Forum, “Hiçbir çıkar ya da hiçbir kanunun insanlık onurundan daha değerli olmadığı” ana fikri çerçevesinde, küresel düzeyde artan krizlerin ve felaketlerin büyüklüğüne karşı yenilikçi çözüm arayışlarına, kurulacak yeni ortaklıklar ile bireysel ve toplumsal düzeyde dayanıklılık inşa etme faaliyetlerine ağırlık verilmesi gerekliliği öne çıktı.
Sivil Sayfalar olarak takip ettiğimiz Dünya İnsani Eylem Forumu’nu, katılımcıların öne çıkan tespit ve yorumlarını bir araya getirdik.

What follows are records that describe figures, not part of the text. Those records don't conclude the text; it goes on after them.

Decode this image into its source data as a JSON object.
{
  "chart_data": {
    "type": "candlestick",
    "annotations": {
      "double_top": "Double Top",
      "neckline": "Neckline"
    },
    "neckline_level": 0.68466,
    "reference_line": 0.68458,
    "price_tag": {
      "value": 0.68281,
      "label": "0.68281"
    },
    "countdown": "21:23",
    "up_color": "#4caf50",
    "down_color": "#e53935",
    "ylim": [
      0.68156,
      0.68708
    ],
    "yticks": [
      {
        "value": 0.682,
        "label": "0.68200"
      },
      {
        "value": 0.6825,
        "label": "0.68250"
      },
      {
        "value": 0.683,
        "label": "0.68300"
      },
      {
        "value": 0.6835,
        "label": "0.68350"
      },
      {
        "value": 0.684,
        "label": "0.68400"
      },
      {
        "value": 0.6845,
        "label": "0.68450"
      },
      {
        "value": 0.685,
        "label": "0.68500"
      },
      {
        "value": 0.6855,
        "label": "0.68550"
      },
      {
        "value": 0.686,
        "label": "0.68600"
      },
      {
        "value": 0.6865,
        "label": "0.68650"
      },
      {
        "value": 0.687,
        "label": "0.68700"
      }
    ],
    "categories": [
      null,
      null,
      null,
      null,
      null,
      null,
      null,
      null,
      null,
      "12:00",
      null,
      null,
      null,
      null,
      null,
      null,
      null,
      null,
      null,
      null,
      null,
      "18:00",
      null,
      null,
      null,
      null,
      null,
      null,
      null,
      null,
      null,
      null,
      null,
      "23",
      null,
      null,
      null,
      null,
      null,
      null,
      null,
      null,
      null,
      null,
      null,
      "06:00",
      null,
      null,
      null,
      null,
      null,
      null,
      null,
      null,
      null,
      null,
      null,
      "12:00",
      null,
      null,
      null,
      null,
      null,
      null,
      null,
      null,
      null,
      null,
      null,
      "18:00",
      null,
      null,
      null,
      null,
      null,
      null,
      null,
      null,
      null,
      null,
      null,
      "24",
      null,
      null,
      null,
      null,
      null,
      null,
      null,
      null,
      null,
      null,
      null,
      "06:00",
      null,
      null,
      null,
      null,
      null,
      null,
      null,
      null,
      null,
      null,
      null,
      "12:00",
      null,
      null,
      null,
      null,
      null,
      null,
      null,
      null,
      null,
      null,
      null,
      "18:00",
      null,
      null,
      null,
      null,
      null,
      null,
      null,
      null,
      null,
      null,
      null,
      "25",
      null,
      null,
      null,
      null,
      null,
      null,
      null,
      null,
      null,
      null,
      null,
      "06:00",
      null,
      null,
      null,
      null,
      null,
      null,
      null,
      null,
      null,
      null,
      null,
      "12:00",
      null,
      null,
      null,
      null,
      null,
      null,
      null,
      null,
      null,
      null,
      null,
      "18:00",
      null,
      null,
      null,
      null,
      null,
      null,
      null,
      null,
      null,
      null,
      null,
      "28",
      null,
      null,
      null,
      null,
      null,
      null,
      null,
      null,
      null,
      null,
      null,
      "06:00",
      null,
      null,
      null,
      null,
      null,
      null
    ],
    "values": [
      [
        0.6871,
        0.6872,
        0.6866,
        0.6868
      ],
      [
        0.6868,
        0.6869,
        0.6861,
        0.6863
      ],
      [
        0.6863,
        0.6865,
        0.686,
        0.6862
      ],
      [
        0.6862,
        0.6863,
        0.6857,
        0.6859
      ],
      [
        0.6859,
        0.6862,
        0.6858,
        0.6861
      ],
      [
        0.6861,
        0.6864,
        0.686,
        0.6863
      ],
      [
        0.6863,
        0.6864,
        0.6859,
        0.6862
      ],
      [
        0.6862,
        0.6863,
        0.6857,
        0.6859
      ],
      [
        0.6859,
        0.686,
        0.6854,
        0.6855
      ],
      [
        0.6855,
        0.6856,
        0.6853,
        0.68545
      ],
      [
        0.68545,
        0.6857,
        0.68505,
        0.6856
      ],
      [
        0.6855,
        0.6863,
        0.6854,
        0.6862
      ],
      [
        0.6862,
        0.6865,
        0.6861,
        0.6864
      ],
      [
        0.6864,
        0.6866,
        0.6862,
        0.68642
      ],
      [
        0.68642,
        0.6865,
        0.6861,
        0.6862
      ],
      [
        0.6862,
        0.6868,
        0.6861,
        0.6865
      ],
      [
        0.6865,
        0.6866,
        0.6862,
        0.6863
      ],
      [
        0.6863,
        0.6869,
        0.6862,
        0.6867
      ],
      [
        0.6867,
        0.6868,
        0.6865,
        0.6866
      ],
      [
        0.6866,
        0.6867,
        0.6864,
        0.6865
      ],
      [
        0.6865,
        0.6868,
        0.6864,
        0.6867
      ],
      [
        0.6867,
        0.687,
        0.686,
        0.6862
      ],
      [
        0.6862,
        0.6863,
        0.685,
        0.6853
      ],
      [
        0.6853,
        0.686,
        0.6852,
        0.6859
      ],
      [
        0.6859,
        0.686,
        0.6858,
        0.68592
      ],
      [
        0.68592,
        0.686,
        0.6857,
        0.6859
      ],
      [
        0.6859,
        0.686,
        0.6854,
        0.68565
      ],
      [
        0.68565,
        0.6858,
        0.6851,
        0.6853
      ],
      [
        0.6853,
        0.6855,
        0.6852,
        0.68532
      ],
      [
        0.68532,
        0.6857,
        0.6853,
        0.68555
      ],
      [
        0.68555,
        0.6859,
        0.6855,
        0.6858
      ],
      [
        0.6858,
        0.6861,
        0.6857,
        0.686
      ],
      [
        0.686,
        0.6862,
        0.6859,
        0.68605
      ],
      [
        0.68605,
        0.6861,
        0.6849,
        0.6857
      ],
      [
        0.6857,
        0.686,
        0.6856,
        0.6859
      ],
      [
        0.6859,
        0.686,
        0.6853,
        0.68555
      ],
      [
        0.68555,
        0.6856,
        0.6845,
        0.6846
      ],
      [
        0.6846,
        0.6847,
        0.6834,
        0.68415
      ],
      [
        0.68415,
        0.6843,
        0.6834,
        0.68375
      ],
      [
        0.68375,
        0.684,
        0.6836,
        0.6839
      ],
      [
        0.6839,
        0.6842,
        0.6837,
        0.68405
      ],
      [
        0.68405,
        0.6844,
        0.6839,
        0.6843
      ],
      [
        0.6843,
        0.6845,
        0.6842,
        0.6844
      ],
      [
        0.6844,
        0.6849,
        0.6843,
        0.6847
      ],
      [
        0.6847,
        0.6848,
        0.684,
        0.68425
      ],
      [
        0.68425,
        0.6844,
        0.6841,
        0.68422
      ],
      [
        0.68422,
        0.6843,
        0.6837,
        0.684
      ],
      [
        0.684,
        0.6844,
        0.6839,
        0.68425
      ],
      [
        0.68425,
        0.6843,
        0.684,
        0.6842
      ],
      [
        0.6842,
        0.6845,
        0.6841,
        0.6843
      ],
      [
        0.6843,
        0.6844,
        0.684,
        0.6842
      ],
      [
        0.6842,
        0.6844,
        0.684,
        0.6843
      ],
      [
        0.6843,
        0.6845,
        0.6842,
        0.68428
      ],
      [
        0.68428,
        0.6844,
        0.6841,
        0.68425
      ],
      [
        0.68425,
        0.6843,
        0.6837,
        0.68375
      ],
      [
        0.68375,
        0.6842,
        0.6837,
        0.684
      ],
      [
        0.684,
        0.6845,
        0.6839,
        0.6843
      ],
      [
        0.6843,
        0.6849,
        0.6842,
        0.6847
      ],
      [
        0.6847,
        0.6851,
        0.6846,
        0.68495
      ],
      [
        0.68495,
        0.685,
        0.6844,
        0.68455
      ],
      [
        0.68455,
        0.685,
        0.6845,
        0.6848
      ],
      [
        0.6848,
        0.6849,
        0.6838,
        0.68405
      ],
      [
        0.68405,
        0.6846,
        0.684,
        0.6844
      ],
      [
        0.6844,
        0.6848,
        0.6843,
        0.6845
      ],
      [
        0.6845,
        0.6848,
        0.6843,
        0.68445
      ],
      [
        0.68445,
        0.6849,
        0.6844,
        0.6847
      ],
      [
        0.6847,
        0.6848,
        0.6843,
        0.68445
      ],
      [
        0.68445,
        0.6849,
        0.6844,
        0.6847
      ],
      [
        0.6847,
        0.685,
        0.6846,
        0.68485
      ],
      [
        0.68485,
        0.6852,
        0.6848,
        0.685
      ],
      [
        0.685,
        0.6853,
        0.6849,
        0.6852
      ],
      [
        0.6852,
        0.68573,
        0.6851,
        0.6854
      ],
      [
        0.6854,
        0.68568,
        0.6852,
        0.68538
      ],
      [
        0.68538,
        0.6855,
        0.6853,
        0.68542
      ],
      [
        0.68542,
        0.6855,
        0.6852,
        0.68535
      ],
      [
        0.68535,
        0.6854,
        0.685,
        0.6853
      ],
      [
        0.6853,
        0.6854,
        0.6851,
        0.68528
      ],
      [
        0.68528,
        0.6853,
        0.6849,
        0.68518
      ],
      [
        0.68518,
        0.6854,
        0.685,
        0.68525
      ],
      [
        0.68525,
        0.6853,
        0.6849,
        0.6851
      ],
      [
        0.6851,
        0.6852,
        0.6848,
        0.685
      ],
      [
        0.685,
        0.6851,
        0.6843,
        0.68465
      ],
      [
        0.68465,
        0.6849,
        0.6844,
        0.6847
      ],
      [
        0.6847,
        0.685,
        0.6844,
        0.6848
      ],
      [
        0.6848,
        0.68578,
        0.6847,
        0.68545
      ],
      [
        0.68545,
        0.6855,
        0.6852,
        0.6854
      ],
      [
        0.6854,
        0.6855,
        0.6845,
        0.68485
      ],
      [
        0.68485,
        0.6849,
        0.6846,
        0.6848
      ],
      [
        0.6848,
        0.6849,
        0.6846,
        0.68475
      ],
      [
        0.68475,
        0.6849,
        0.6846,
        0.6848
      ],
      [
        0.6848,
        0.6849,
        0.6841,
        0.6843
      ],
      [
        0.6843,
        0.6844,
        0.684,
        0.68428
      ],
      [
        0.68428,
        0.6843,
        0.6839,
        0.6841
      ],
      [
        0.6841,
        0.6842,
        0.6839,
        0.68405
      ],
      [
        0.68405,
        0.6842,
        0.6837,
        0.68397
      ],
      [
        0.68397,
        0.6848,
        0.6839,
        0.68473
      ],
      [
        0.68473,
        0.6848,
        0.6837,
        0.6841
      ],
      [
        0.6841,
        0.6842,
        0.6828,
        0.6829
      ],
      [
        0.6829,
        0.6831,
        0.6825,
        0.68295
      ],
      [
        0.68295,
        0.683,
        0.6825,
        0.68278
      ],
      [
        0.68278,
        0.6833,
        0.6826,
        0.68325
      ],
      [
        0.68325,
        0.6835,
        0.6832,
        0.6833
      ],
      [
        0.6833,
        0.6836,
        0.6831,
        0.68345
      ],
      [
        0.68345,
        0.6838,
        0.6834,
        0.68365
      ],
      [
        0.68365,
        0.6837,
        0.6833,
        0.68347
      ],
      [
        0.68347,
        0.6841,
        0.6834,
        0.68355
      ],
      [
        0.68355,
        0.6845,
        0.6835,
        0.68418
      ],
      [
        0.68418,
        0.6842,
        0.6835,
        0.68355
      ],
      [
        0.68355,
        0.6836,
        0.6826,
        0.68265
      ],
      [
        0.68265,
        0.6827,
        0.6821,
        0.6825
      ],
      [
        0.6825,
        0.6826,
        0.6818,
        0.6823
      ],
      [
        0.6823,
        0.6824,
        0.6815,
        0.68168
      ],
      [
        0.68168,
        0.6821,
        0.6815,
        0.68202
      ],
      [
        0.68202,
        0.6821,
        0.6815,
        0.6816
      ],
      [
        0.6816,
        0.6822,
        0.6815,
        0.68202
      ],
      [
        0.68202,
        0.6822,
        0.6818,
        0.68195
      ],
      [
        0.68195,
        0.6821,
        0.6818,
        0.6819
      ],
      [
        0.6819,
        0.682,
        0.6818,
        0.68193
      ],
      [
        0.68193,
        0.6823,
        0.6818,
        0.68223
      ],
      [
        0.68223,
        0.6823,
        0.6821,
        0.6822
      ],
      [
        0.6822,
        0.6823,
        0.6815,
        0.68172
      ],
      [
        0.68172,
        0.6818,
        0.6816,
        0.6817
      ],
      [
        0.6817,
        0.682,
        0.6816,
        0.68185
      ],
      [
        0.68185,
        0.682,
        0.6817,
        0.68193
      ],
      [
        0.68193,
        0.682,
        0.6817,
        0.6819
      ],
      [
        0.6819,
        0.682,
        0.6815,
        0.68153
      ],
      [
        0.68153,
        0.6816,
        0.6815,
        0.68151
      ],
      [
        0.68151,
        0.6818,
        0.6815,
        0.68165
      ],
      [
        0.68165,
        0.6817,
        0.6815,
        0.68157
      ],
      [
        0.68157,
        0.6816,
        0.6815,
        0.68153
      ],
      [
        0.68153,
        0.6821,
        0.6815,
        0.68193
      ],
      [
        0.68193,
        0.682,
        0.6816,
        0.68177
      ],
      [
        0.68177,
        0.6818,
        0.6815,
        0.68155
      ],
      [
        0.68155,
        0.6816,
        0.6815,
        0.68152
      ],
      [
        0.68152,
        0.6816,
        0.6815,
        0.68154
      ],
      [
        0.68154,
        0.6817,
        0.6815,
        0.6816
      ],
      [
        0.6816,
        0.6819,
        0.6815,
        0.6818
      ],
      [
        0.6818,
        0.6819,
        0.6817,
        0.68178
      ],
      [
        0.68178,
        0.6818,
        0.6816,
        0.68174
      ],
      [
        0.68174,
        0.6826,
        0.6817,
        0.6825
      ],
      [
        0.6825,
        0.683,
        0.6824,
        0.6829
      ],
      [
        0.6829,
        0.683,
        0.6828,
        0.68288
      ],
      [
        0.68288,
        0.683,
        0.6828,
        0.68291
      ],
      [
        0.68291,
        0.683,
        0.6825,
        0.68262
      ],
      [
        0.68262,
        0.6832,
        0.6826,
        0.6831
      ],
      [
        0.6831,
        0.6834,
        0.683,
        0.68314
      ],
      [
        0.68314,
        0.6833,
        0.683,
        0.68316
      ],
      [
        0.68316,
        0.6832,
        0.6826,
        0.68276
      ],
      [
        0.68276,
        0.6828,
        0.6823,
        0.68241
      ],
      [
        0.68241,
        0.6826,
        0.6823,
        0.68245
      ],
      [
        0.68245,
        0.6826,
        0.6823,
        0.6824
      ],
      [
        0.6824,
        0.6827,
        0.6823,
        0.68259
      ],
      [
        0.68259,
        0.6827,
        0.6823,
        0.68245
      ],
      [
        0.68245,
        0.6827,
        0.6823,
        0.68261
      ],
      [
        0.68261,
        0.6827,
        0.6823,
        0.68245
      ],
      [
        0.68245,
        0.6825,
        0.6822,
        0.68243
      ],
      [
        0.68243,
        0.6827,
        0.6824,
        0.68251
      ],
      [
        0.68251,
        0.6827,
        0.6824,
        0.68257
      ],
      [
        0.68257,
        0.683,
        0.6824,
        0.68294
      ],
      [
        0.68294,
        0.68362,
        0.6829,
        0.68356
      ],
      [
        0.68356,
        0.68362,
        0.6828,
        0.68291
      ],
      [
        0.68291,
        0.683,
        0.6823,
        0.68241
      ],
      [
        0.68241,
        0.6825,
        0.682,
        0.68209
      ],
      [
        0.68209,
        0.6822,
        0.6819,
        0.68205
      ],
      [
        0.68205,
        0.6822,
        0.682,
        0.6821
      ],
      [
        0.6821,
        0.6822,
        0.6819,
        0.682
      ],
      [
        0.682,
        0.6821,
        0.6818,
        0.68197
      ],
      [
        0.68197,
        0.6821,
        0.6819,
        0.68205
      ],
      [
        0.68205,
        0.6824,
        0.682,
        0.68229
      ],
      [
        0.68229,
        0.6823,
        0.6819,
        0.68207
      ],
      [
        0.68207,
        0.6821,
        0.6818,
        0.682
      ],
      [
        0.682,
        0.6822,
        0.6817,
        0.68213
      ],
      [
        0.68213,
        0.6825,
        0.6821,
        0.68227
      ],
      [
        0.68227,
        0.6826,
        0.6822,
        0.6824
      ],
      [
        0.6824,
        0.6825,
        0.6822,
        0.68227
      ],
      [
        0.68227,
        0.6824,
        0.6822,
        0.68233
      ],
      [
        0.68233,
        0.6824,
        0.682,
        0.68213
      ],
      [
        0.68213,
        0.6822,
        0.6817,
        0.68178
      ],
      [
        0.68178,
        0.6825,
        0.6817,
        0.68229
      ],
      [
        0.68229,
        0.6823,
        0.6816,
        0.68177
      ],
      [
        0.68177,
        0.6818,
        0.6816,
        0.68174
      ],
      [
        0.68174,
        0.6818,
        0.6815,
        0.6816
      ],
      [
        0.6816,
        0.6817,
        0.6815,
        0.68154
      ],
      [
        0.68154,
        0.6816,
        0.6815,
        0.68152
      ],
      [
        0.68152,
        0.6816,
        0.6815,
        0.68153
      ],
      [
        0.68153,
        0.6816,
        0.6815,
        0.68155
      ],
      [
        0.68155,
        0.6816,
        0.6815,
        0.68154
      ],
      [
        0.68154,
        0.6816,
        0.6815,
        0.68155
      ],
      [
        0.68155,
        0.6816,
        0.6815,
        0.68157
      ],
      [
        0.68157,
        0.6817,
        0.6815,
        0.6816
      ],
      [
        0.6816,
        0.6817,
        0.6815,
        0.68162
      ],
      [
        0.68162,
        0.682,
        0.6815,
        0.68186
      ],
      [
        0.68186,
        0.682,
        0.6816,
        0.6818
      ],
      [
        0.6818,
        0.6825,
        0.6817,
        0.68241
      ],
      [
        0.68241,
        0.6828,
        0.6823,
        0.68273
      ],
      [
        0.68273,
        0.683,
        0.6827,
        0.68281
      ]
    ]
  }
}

Türk Kızılay’ın ev sahipliğinde, 65 ülkeden 200’e yakın STK’nın katıldığı Forum, insani yardım alanında faaliyet gösteren aktörler arasında ilişkileri geliştirmek ve iş birliği olanaklarını artırmak amacıyla yapıldı. Dünya İnsani Eylem Forum çatışmalar, yerelleşme, finans yönetimi, afetler karşısında toplumun dirençliliği başlıkları altında katılımcıların bilgi ve deneyim paylaşımına olanak sağladı. Forum’da sivil toplumun etkili rol üstlenmesinin gereği, iklim değişikliği gibi küresel sorunların insani yardıma duyulan ihtiyacı artıracağı, yeni finansal çözümlerin gereği konuları vurgulandı.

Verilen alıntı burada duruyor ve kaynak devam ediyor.